Linux On Big Iron
panker writes "eWeek is running an article about a company who converted their IBM mainframe into a Linux email server. "The technical support manager at Winnebago Industries Inc. recently oversaw the deployment of Version 7 of SuSE Linux AG's Linux operating system on an IBM zSeries mainframe to run his company's e-mail server supporting 700 users." "
IBM has a Virtual Machine OS, that allows you to run multiple OS's on a mainframe. You can run Linux (or even multiple instances of Linux) and still run your legacy apps under OS/390.
[Insert pithy quote here]
That's possible too, but head on over to Matt Simerson's FreeBSD Toaster. I'm SURE that could easily support a few thousand users in a clustered environment (NFS & Mysql)
Need more users?

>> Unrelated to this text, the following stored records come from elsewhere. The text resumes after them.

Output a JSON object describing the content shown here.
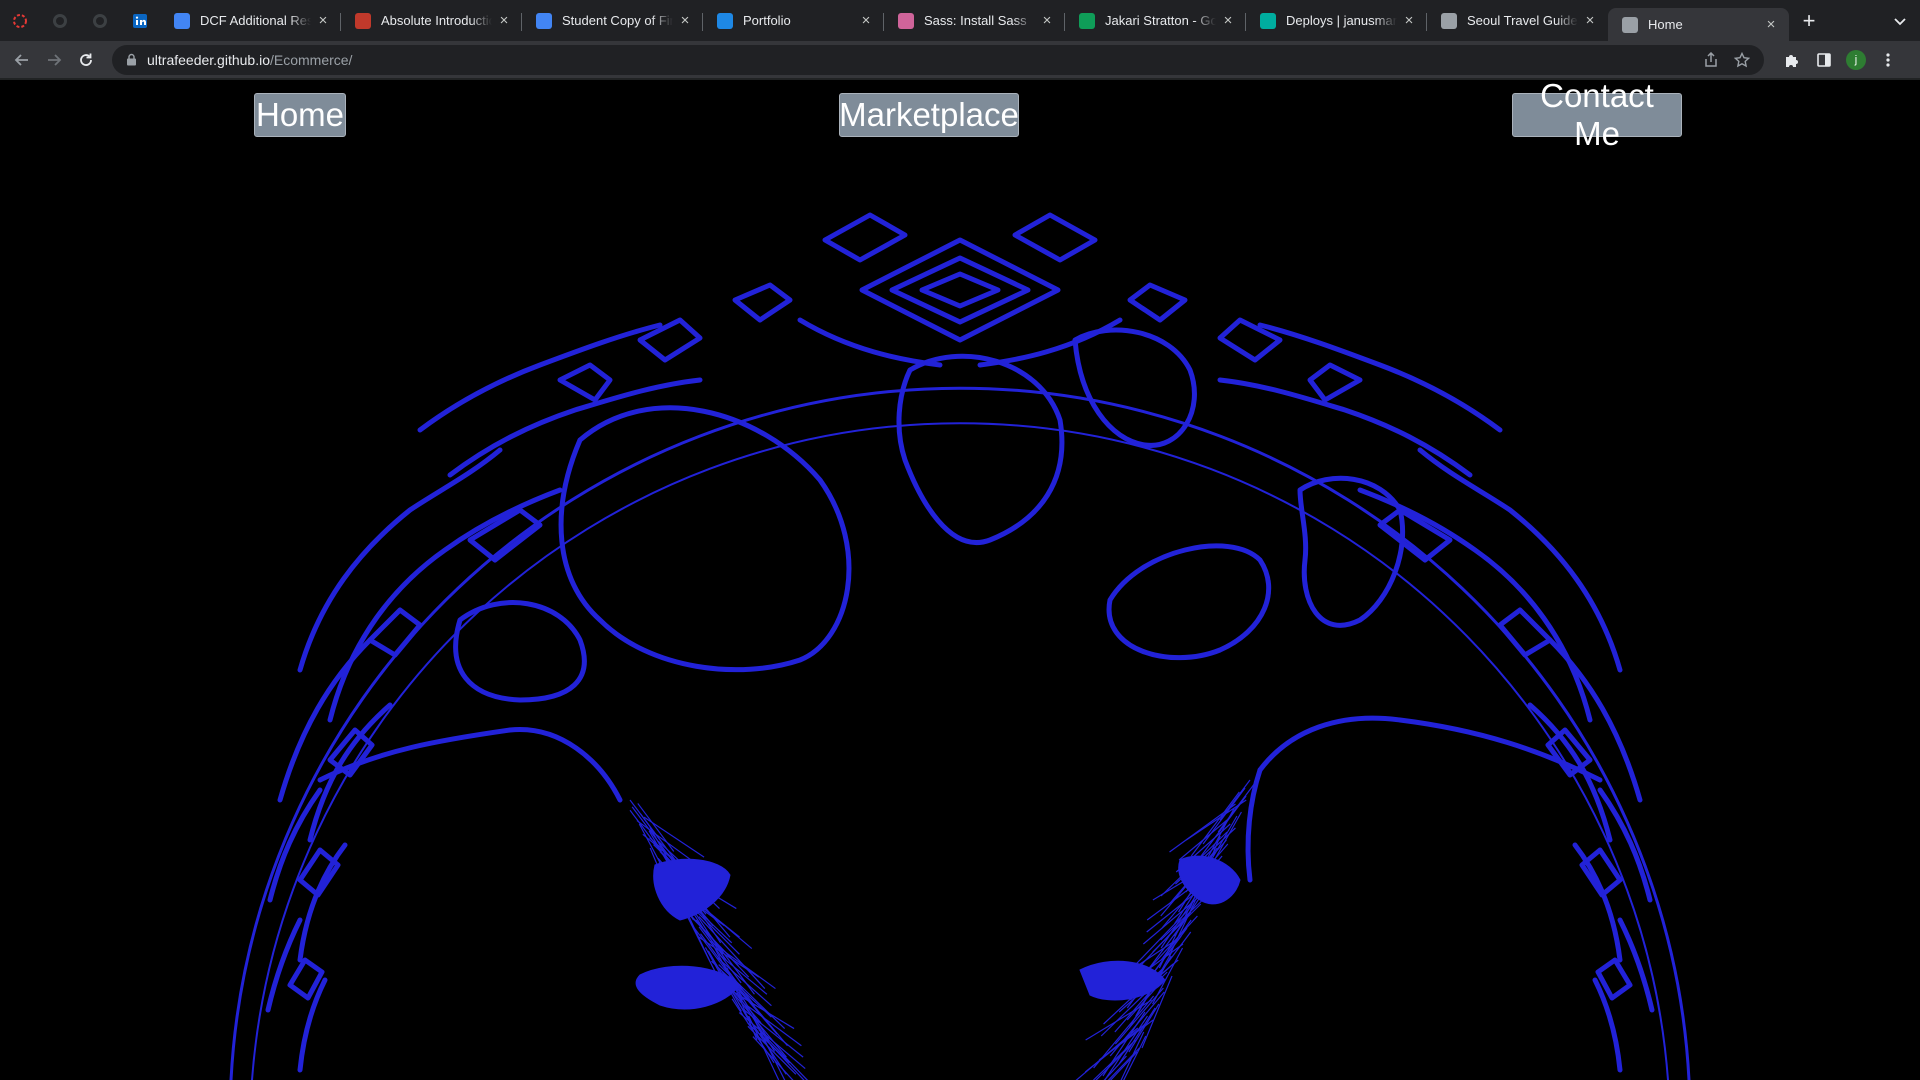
{
  "browser": {
    "tabs": [
      {
        "title": "DCF Additional Resources",
        "icon": "docs-icon",
        "color": "#4285f4"
      },
      {
        "title": "Absolute Introduction",
        "icon": "book-icon",
        "color": "#c0392b"
      },
      {
        "title": "Student Copy of Final",
        "icon": "docs-icon",
        "color": "#4285f4"
      },
      {
        "title": "Portfolio",
        "icon": "jp-icon",
        "color": "#1e88e5"
      },
      {
        "title": "Sass: Install Sass",
        "icon": "sass-icon",
        "color": "#cf649a"
      },
      {
        "title": "Jakari Stratton - Google",
        "icon": "sheets-icon",
        "color": "#0f9d58"
      },
      {
        "title": "Deploys | janusmark",
        "icon": "netlify-icon",
        "color": "#00ad9f"
      },
      {
        "title": "Seoul Travel Guide",
        "icon": "globe-icon",
        "color": "#9aa0a6"
      },
      {
        "title": "Home",
        "icon": "globe-icon",
        "color": "#9aa0a6",
        "active": true
      }
    ],
    "url_host": "ultrafeeder.github.io",
    "url_path": "/Ecommerce/",
    "profile_initial": "j"
  },
  "page": {
    "nav": {
      "home_label": "Home",
      "marketplace_label": "Marketplace",
      "contact_label": "Contact Me"
    },
    "art": {
      "name": "celtic-tree-of-life-art",
      "stroke_color": "#2222d8"
    }
  }
}
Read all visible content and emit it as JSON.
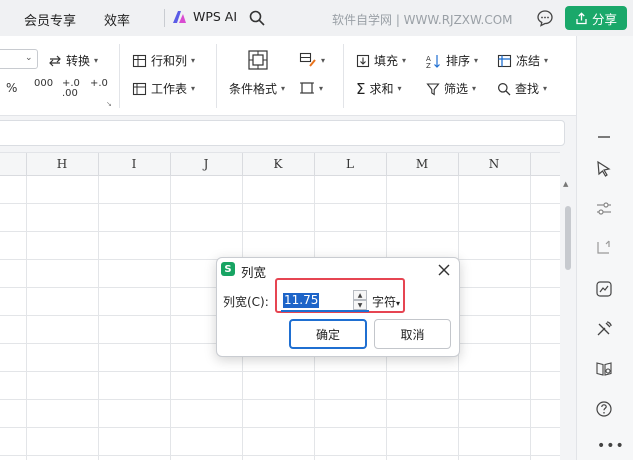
{
  "topbar": {
    "tabs": [
      {
        "label": "会员专享"
      },
      {
        "label": "效率"
      }
    ],
    "wps_ai_label": "WPS AI",
    "site_text": "软件自学网 | WWW.RJZXW.COM",
    "share_label": "分享"
  },
  "ribbon": {
    "convert_label": "转换",
    "rows_cols_label": "行和列",
    "worksheet_label": "工作表",
    "cond_format_label": "条件格式",
    "fill_label": "填充",
    "sort_label": "排序",
    "freeze_label": "冻结",
    "sum_label": "求和",
    "filter_label": "筛选",
    "find_label": "查找",
    "num_glyphs": [
      "%",
      "000",
      "+.0",
      ".00",
      "+.0"
    ]
  },
  "sheet": {
    "columns": [
      "H",
      "I",
      "J",
      "K",
      "L",
      "M",
      "N"
    ]
  },
  "dialog": {
    "title": "列宽",
    "logo_letter": "S",
    "label": "列宽(C):",
    "value": "11.75",
    "unit": "字符",
    "ok_label": "确定",
    "cancel_label": "取消"
  },
  "colors": {
    "accent_green": "#1aa86a",
    "highlight_red": "#e64552",
    "selection_blue": "#1d64c8"
  }
}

Add another box.
"I can't give you a brain, so I'll give you a diploma" - The Great Oz (blatently stolen sig)
more like shipping horsepower; it's a way of coming up with a single metric that normalizes the range of machines/configurations the company sells -- kind of like a capitalization-weighted stock index; the big boxes count for more, which they wouldn't if you just went by units shipped.

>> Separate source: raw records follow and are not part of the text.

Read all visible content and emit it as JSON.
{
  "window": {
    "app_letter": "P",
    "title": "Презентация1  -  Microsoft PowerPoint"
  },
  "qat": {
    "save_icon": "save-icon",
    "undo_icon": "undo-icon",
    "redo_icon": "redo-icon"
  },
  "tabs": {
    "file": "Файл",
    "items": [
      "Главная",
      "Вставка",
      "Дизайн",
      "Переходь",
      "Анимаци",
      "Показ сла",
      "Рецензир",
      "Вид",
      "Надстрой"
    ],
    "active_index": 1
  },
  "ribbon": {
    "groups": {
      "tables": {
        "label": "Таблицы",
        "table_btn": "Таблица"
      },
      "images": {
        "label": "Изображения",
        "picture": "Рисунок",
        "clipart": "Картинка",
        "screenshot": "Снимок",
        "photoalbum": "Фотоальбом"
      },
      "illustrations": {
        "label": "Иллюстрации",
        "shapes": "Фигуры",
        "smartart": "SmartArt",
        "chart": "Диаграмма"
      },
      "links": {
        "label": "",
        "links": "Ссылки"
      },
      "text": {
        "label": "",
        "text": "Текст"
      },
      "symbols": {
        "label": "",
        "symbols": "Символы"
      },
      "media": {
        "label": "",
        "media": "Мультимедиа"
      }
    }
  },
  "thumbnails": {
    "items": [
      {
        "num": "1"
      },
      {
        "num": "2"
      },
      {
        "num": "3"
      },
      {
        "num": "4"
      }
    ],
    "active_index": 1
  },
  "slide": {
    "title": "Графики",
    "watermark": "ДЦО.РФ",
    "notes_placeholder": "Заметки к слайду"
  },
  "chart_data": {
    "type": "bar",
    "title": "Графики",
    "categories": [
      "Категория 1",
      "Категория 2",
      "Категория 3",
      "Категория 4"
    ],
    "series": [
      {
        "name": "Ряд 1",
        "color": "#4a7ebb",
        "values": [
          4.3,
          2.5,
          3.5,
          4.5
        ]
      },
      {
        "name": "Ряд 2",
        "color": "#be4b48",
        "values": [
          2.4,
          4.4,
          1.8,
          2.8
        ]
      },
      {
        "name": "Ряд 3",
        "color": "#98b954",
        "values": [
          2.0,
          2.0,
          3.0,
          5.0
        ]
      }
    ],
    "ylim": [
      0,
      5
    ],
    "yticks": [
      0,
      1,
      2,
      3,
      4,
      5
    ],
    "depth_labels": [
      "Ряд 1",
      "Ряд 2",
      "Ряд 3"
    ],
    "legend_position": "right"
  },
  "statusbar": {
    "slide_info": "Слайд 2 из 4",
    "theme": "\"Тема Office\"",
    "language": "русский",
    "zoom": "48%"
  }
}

"It's not a bear, it's a hamster. A really, really large hamster."
Imagine that IBM sold three models, with the following MIPS capacity:
Model A: 10 MIPS
Model B (Linux): 100 MIPS
Model C: 1000 MIPS
And they sold the following amounts:
Model A: 5000 units (total of 5000*10=50000 MIPS)
Model B: 500 units (total of 500*100=50000 MIPS)
Model C: 50 units (total of 50*1000=50000 MIPS)
Don't you think a statement like "33% of our sales (by MIPS capacity) was configured for Linux" is a little more informative (and accurate) than "9% of our sales were Linux servers"?
Big Iron is generally measured in MIPS, (been that way for over twenty years). So what the Big Blue Spokesperson is saying is:
"In the fourth quarter of last year, eleven per cent of the total computer power we shipped was tunning Linux."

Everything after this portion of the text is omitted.